The the the table details the iterative optimization steps taken by different agent variants on the Autoresearch task, tracking improvements in validation loss relative to a baseline. The authors show that agents successfully reduce loss through a sequence of architectural changes and hyperparameter adjustments, with performance varying based on model capability and access to literature. The Opus 4.6 variant with literature access achieves the best final validation performance after multiple iterative steps of tuning depth, batch size, and learning rates. The literature-enhanced Opus 4.5 agent achieves the most significant single-step gain by introducing focal loss to replace the standard cross-entropy objective. Optimization strategies diverge between model families, with Opus 4.5 focusing on architectural widening and value embedding sparsification while Opus 4.6 emphasizes depth changes and increased optimizer steps.
The the the table categorizes the architectural and hyperparameter modifications that led to performance gains during the Autoresearch task.
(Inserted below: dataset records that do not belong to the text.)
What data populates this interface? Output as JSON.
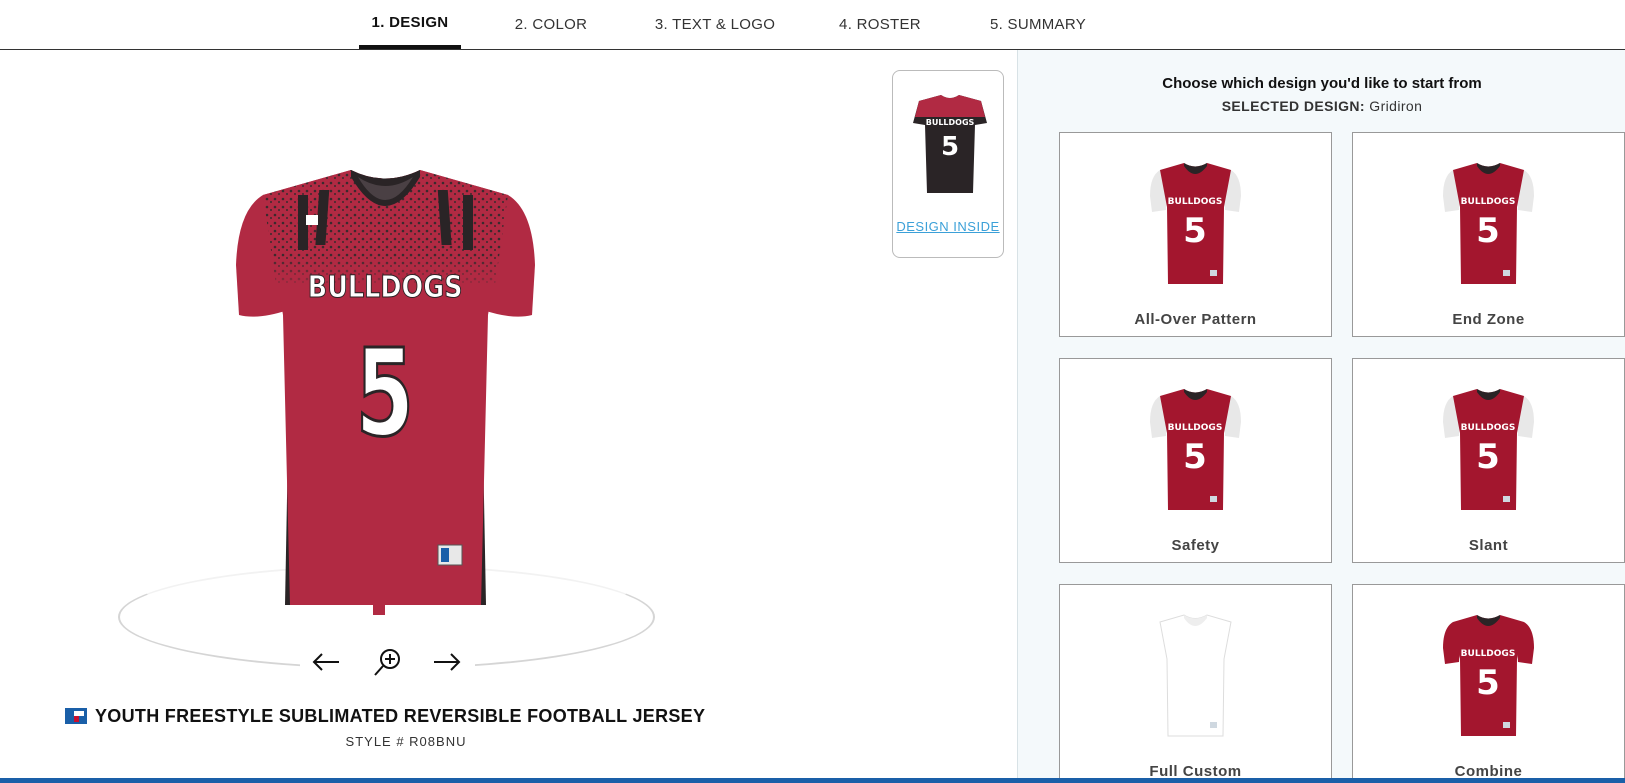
{
  "nav": {
    "tabs": [
      {
        "label": "1. DESIGN",
        "active": true
      },
      {
        "label": "2. COLOR",
        "active": false
      },
      {
        "label": "3. TEXT & LOGO",
        "active": false
      },
      {
        "label": "4. ROSTER",
        "active": false
      },
      {
        "label": "5. SUMMARY",
        "active": false
      }
    ]
  },
  "viewer": {
    "team_text": "BULLDOGS",
    "number": "5",
    "inside_link": "DESIGN INSIDE",
    "controls": [
      "arrow-left-icon",
      "zoom-in-icon",
      "arrow-right-icon"
    ]
  },
  "product": {
    "name": "YOUTH FREESTYLE SUBLIMATED REVERSIBLE FOOTBALL JERSEY",
    "style": "STYLE # R08BNU"
  },
  "panel": {
    "prompt": "Choose which design you'd like to start from",
    "selected_label": "SELECTED DESIGN:",
    "selected_value": "Gridiron",
    "designs": [
      {
        "label": "All-Over Pattern",
        "body_color": "#a3162e",
        "sleeve_color": "#e8e8e8"
      },
      {
        "label": "End Zone",
        "body_color": "#a3162e",
        "sleeve_color": "#e8e8e8"
      },
      {
        "label": "Safety",
        "body_color": "#a3162e",
        "sleeve_color": "#e8e8e8"
      },
      {
        "label": "Slant",
        "body_color": "#a3162e",
        "sleeve_color": "#e8e8e8"
      },
      {
        "label": "Full Custom",
        "body_color": "#ffffff",
        "sleeve_color": "#ffffff"
      },
      {
        "label": "Combine",
        "body_color": "#a3162e",
        "sleeve_color": "#a3162e"
      }
    ]
  },
  "colors": {
    "jersey_red": "#b12a43",
    "jersey_dark": "#2a2426",
    "link_blue": "#3ba0d8",
    "panel_bg": "#f4f9fb",
    "brand_blue": "#1a5fa8"
  }
}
It indicates that while learning rate and depth adjustments were the most common sources of improvement, changes to attention patterns yielded the highest median gains per step. Learning rate modifications were the most frequent driver of improvement, occurring in nearly half of the successful optimization steps. Adjustments to attention patterns produced the highest median performance gain, outperforming other categories in typical step-by-step progress. Changes to model depth, width, and MLP activations achieved the largest single-step performance jumps, sharing the highest maximum improvement value.
The experiments evaluate hybrid architectures and LLM agents across various parameter scales, FLOP budgets, and search tasks to assess compute efficiency and model performance. Results indicate that while larger models require fewer training steps under fixed budgets, agent-discovered hybrid variants generally outperform established baselines like Mamba and Composer across downstream tasks. Furthermore, iterative optimization by agents demonstrates that greedy search strategies yield superior solutions compared to one-shot generation, with attention pattern modifications providing the highest median performance gains during the search process.